January 10, 2020

Around the dial

It's Friday, which means it's also time for us to take a spin around some of the classic TV blogs. Remember, you can find most of these over at the sidebar, and I'd encourage you to check them out weekly; even when I don't link to them, they have some great reading material.

I was a little young for Superman; I wasn't unfamiliar with the George Reeves version when I was growing up, but Underdog was probably more my speed back then, and it's a show I've never really gotten into. Which is why it's good for me to read an article like Rick's at Classic Film and TV Café on seven things to know about The Adventures of Superman.

Being a sucker for Christmas, I've always enjoyed Joanna's Christmas TV History blog, and now you can catch up on her activity from last year with this review of her 2019 podcasts, radio, and press appearances. I can't think of a better way to get back in the Christmas spirit.

For a show that lasted only one season, Jonny Quest has done pretty well at achieving iconic status. Martin Grams has always been a big fan of the 1964-65 series, so it's appropriate that this week he brings us a review of the BluRay release. Hint: if you like the show, you'll love the BluRay.
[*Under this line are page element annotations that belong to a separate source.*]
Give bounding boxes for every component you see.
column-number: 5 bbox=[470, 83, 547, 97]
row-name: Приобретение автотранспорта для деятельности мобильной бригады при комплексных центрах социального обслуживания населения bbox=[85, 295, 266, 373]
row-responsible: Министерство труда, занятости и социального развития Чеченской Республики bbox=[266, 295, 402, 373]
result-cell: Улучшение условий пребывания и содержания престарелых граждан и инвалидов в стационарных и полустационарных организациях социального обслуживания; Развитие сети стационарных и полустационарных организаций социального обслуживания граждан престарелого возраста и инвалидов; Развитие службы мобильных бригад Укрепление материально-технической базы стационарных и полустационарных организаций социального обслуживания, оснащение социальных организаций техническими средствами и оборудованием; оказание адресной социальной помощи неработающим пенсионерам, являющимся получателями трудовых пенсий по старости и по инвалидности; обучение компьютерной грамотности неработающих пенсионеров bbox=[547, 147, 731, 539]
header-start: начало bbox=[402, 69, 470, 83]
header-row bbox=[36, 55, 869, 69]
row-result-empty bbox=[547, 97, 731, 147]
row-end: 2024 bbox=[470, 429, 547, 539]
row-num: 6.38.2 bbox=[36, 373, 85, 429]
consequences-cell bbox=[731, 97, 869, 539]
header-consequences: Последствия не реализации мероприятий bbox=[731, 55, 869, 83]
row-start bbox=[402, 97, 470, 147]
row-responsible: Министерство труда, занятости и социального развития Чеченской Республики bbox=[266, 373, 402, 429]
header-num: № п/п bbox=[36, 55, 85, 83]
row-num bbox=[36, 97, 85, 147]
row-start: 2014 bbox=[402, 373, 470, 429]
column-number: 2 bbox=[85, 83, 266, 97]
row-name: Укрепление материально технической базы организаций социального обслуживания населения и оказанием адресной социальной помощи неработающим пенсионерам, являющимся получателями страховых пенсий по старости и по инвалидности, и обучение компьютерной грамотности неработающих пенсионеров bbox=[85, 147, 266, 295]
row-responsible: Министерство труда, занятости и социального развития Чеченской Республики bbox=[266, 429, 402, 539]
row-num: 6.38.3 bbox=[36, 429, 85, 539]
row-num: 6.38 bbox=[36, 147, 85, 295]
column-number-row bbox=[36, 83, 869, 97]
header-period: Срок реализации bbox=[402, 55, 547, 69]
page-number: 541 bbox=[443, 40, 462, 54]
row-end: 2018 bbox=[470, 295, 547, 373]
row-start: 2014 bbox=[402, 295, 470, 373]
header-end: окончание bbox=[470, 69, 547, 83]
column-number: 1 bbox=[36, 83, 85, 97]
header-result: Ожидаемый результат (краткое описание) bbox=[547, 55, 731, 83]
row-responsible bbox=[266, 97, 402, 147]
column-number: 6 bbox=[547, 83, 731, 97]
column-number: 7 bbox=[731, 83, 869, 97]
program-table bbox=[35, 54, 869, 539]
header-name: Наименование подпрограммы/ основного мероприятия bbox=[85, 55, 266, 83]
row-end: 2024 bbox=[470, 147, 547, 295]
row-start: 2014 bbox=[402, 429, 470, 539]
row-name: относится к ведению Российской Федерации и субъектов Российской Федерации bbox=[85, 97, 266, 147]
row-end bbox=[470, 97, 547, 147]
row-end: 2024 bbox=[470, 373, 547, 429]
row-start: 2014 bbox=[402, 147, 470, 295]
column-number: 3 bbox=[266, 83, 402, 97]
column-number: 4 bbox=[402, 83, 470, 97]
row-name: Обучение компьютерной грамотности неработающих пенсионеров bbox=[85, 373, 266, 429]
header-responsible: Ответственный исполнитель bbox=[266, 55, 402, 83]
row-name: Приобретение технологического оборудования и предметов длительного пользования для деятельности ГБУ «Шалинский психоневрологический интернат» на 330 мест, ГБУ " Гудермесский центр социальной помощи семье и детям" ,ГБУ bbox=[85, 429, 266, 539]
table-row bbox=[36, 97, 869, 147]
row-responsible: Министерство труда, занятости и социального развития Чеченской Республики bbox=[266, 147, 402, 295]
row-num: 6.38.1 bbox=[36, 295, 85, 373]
One of the simple pleasures of The Rockford Files was Noah Beery's memorable portrayal of Rockford's father, Rocky, but Those Were the Days reminds us that his resume includes a lot more than that. (I did not know, by the way, that Beery's paternal uncle was Wallace Beery. Where have I been?)

We keep hearing about how streaming has changed television forever, and certainly the TV landscape has evolved radically over a very short period of time, but The Wall Street Journal's John Jurgensen reminds us how old-school TV tactics helped make The Mandalorian a hit.

Finally, Buck Henry died this week, and it's a testament to his success and longevity that almost everyone has a different memory of him based on how old they are and when they started watching TV. (I always think, not of Get Smart, but of his samurai bits on SNL.The Land of Whatever brings us one of the more recent memories, from 30 RockTV  

1 comment:

  1. Wish I could read that WSJ article, but watching (and re-watching) the Mandalorian the middle chapters really remind me of "Have Gun Will Travel" or other half hour Westerns from the era. It's a great show.